Menurut Fathudin, undang-undang KPK memang bukan untouchable norm, namun UU KPK juga bukan sekedar black letter yang bebas dari sarat kepentingan, justru sebaliknya, UU KPK justru kerap dibidik dan dijadikan objek kepentingan bagi pihak-pihak yang berkepentingan untuk mendifinisikan kekuasaan dan melanggengkan eksistensinya.
Fathudin juga menandaskan, jangan sampai penolakan partai politik terhadap revisi undang-undang KPK juga hanya sebatas pencitraan, sebaliknya harus mencerminkan sikap dan komitmen bagi penguatan KPK.
Ia melihat konstelasi politik di parlemen, dari 10 fraksi sekarang hanya dua fraksi yang secara tegas menolak, yakni fraksi partai Gerindra dan Demokrat, maka bandul politik penolakan perubahan UU KPK sekarang ada di tangan Presiden Joko Widodo (Jokowi).
“Presiden Jokowi harus komit dengan janjinya dalam mendukung upaya penguatan KPK,” kata Fathudin yang juga alumnus Sekolah Pascasarjana UIN Syarif Hidayatullah Jakarta.
Menurut Fathudin, Presiden Jokowi semestinya mengimbau dan mengajak partai-partai pendukung pemerintah untuk menolak perubahan UU KPK.
“Jika memang hal tersebut tidak berhasil dan pembahasan antara DPR dan pemerintah terus berlanjut, maka Presiden harus memastikan wakil dari pemerintah, dalam hal ini menteri yang ditunjuk Presiden mewakilinya untuk tidak memberikan persetujuan bersama, sebagaimana Pasal 20 ayat (3) UUD 1945,” katanya.
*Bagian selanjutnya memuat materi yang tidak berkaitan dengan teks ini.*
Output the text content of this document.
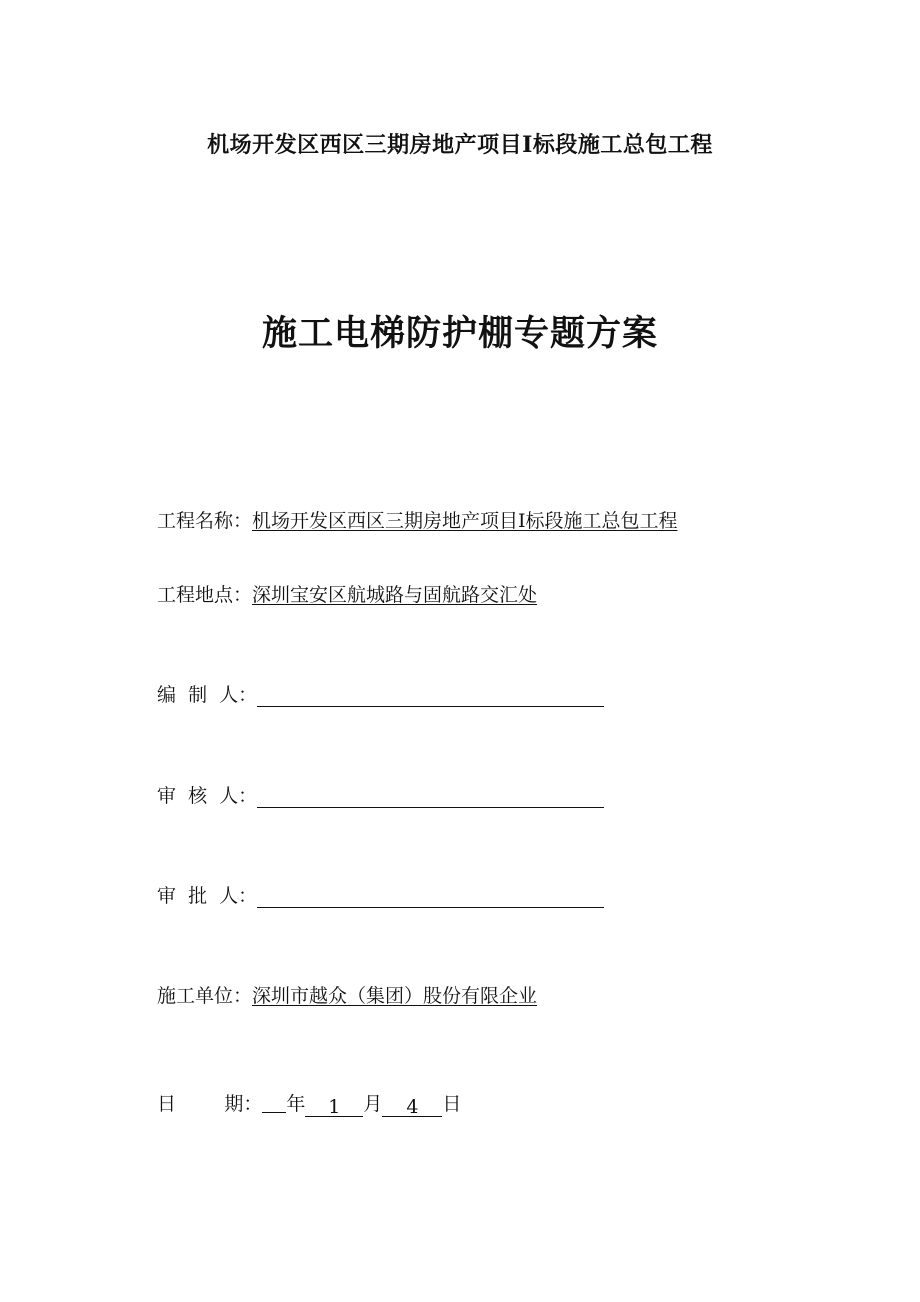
机场开发区西区三期房地产项目Ⅰ标段施工总包工程
施工电梯防护棚专题方案
工程名称：机场开发区西区三期房地产项目Ⅰ标段施工总包工程
工程地点：深圳宝安区航城路与固航路交汇处
编  制  人：
审  核  人：
审  批  人：
施工单位：深圳市越众（集团）股份有限企业
日        期： 年 1 月 4 日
Sementara Direktur Eksekutif RPI, Benny Sabdo menegaskan RPI secara kelembagaan menolak perubahan UU KPK jika substansi perubahannya masih ditengarai memperlemah KPK.
“Gerakan perlawanan terhadap koruptor dan perilaku koruptif di republik ini akan terus menjadi konsen RPI sebagai bagian dari tanggung jawab sosial-politik,” tuturnya.